The ‘blueprint’ contained the map of how to do business differently, and the vision for what the government was wanting to be in the future.
Consequently, it not only challenged work practices, relationships and structures of leaders within the Department, but also set a new and challenging platform for all staff within the department.
The leaders of the department are charged with the responsibility of putting ‘blueprint’ into action.
So for a leader to make change, he or she needs to –
- Firstly be very clear on WHY the change; Why is it needed
- Secondly then, the leader needs to become clear on Why me- ie what is my fundamental purpose in the delivery of change. It may be as simple as, “it is my task or my role”. However, if this is as close as the leader can align his or her values and beliefs with the vision, then it will have only moderate success, if at all.
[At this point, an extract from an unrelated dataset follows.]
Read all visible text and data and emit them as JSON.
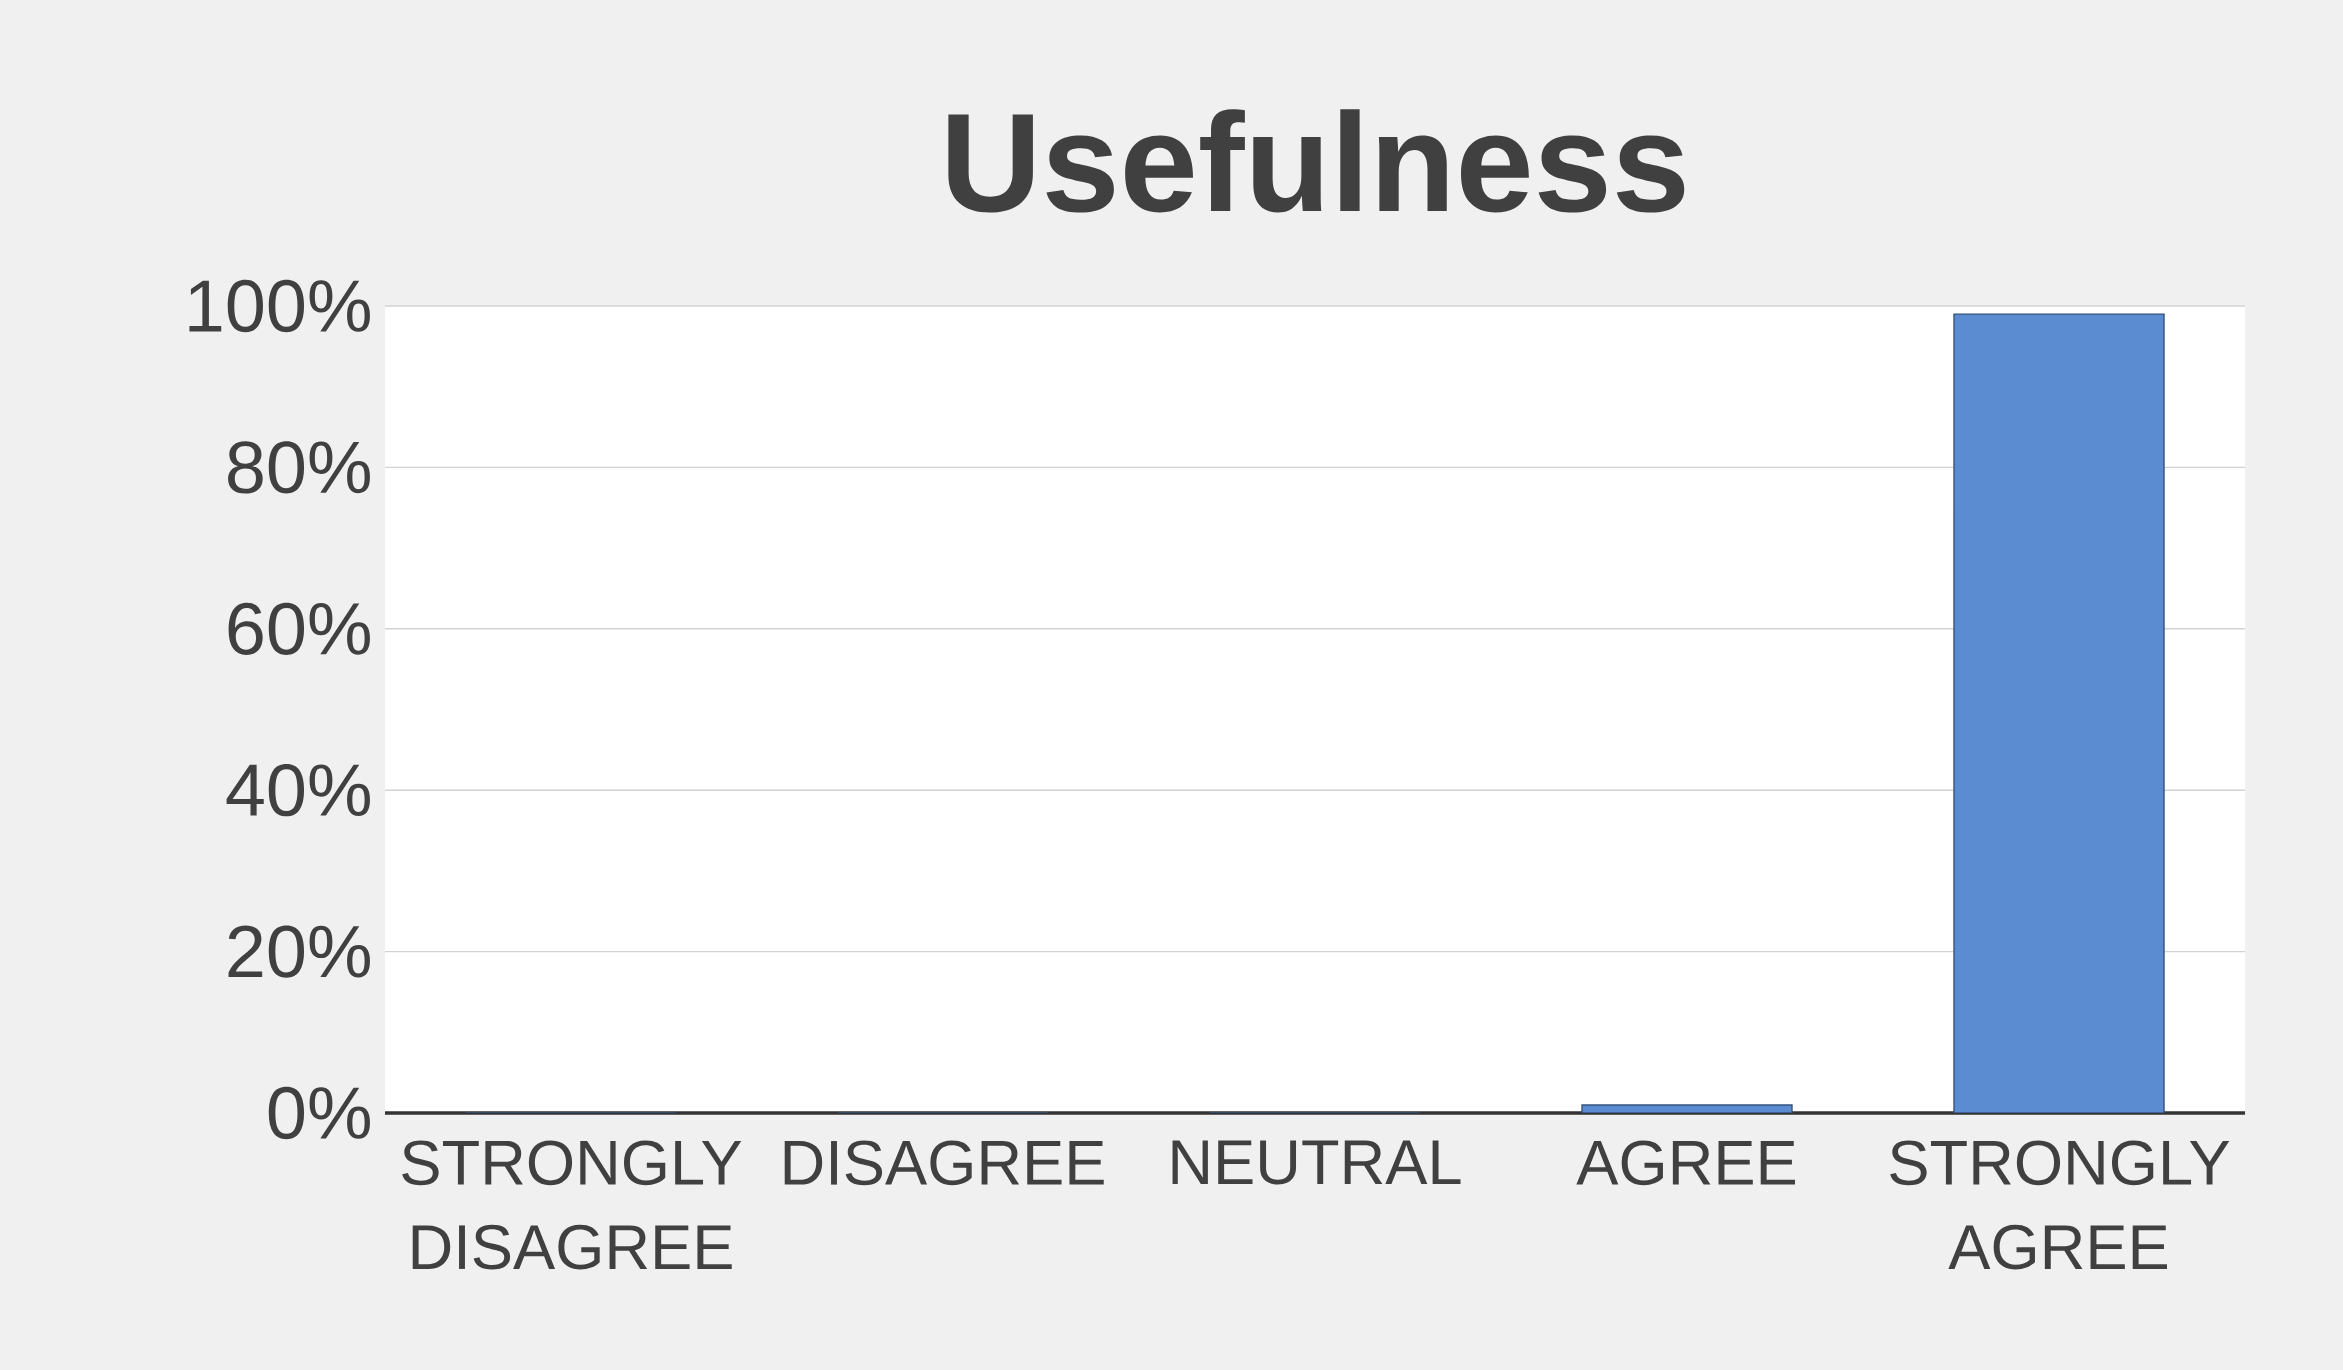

- The most important question each leader needs to address is that they have a strong belief in the vision, in this case the ‘blueprint’
I then used a personal story of delivering a joint government program called Aussie Sports for children in the early 90’s.
The vision was to have children enjoy their sporting experiences so much that sport and physical activity became part of their lives, and therefore was lifelong, rather than temporary.
I believed in the vision and WHY we would want to encourage such behaviour in children.
I wanted to be an agent of change, and so I was able to answer what was my fundamental purpose for being involved in the project.
Then the map, or the How was easy to understand and deliver, so that we could measure the success of the program – the What.